🤖 AI Summary
This work addresses the challenge of online sequential subsidy allocation in large-scale ride-hailing markets by proposing a hierarchical diffusion model framework. The approach leverages prefix-conditioned diffusion to generate future supply-demand trajectories and employs a context-conditioned inverse decoding module to produce city-level subsidy signals. Crucially, Lagrangian dual mapping embeds subsidy rate constraints directly into dispatch incentives, enabling low-latency, fine-grained, and iteration-free compliant decision-making. Innovatively adapting diffusion models to city-scale dynamic control, the method introduces a prefix-conditioning mechanism that bridges the offline–online gap and supports multi-city transferability. Both offline evaluations and real-world A/B tests demonstrate that the proposed framework significantly improves completed ride volume and gross merchandise value (GMV) while strictly adhering to subsidy budget constraints.
📝 Abstract
Ride-hailing platforms like DiDi Chuxing operate in highly dynamic environments where balancing driver supply and passenger demand is critical. Although driver-side subsidies serve as a primary lever to align these forces and improve key KPIs like completed rides (\texttt{Rides}) and gross merchandise value (\texttt{GMV}), optimizing them in production requires simultaneously meeting three constraints: (i) responsiveness to stochastic shocks, (ii) strict subsidy-rate caps, and (iii) low-latency execution at city scale.
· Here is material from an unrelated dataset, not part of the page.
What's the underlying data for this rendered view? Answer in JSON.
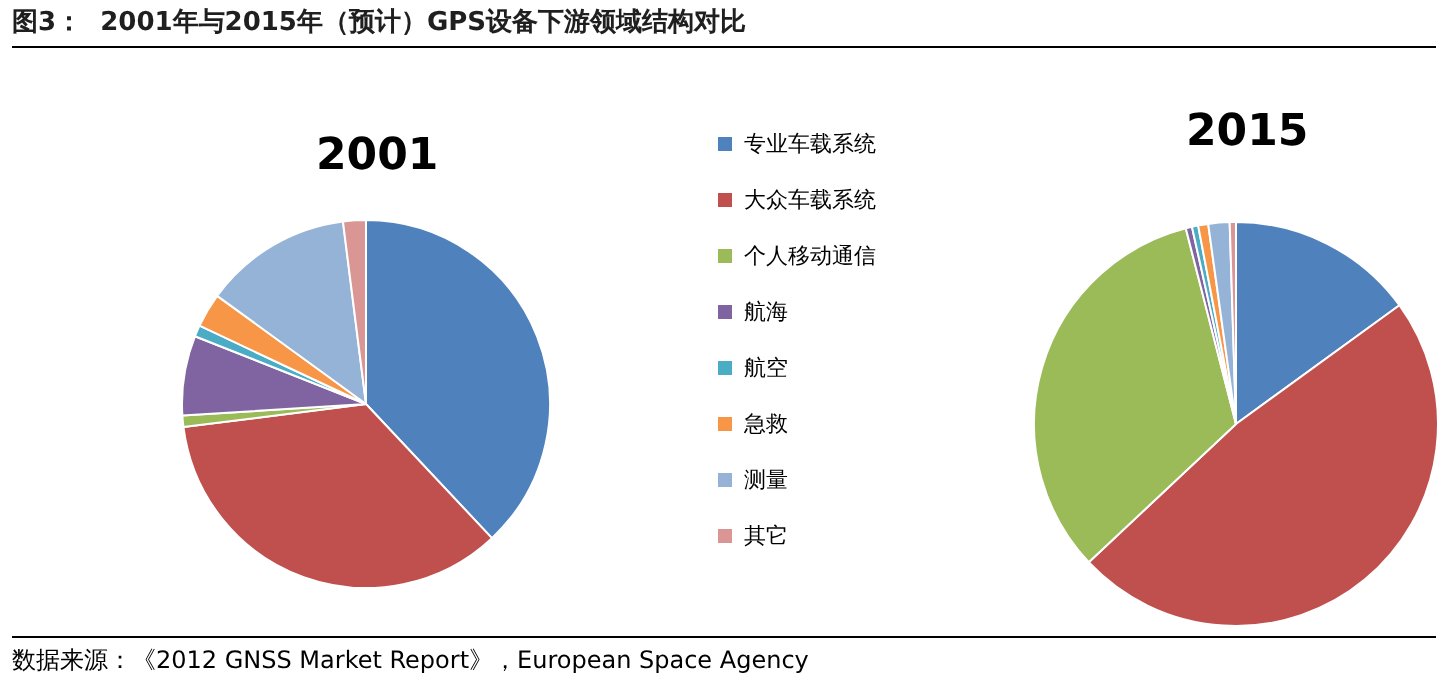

These requirements rule out expensive per-order optimization, calling for a forward-looking, constraint-aware city-level controller for online sequential decision making. To meet these requirements, we introduce D$^3$-Subsidy (Dynamic Driver-side Diffusion-based Subsidy), a hierarchical diffusion-based framework for deployable city-wide subsidy control. To bridge the train-inference gap, D$^3$-Subsidy employs a prefix-conditioned diffusion model that samples plausible future trajectories from immutable historical observations, ensuring the training protocol aligns with the fixed-history nature of online deployment. These generated plans are then decoded by a context-conditioned inverse module into low-dimensional city-level control signals. For scalable execution, we bridge the gap between city-level planning and fine-grained dispatch via a Lagrangian-dual-derived mapping, which embeds subsidy-rate caps directly into order-driver incentives without iterative optimization. Additionally, a multi-city pretraining strategy with parameter-efficient fine-tuning enables robust transfer across heterogeneous cities. Extensive offline evaluations demonstrate that D$^3$-Subsidy improves \texttt{Rides} and \texttt{GMV} while enhancing cap compliance, and a real-world A/B test confirms significant uplift while keeping budget-related violation metrics within operational thresholds.